My favorite example is something like Substance designer's node graph or Disney's SeExpr. You'd often want custom nodes that do often something trivial like a lookup from a custom data format or a small math evaluation, but you're calling the node potentially a handful of times per pixel, on millions of pixels. The calling overhead often comes out to take as much time or more than the operation, but there's no easy way to rearrange the operations without making things a lot more complicated for everyone.
I kind of like python's approach, make it so slow that it's easy to notice when you're hitting the bottleneck. Encourages you to write stuff that works in larger operations, and you get stuff like numpy and tensorflow which are some of the fastest things out there despite the slowest binding.

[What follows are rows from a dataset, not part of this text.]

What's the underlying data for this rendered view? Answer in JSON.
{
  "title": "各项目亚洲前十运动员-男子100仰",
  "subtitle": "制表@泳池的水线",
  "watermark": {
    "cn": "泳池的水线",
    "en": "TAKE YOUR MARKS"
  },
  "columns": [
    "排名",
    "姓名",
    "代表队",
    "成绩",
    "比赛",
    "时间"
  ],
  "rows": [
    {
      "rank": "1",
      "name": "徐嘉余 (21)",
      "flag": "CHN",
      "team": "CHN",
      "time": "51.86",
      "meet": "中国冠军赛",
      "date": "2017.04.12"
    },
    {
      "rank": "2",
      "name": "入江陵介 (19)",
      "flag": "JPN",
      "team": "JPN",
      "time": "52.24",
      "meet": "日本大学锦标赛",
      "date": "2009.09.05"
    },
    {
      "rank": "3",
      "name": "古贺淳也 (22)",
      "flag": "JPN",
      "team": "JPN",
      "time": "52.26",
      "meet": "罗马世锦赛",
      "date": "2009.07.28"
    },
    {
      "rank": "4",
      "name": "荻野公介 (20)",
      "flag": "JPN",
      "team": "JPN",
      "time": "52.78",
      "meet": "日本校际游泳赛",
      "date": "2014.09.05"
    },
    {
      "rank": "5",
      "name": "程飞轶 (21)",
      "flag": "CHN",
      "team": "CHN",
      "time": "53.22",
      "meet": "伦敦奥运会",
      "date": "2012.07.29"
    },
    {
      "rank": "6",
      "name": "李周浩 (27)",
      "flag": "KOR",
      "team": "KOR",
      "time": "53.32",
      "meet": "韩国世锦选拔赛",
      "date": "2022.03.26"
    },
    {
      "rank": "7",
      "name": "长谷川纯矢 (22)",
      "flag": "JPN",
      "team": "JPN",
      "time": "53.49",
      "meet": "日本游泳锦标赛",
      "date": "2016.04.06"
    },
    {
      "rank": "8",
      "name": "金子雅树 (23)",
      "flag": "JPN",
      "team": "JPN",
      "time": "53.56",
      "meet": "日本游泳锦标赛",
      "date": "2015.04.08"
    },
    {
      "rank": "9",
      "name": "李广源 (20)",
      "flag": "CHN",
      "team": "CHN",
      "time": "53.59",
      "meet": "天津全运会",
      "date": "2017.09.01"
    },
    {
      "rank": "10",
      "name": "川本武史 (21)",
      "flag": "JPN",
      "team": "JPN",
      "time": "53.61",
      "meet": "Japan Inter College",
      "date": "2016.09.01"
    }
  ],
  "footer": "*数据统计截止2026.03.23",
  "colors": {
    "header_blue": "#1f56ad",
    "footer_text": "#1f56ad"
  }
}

https://www.disneyanimation.com/technology/seexpr-expression...
Those commands and buffers are represented as C structs. If you're in a language that can't speak C structs (like Java, Go, Dart, JavaScript, etc...), all of those command & buffer setup become function calls rather than simple field writes.
I guess I wasn't clear, but I meant the difference between C and Luajit.
Vulkan. Any sort of binding to Vulkan over a non-trivial FFI (so like, not from C++, Rust, etc...) is going to be murdered by this FFI overhead cost. Especially since for bindings from something like Java you're either paying FFI on every field set on a struct, or you're paying non-trivial marshalling costs to convert from a Java class to a C struct to then finally call the corresponding Vulkan function.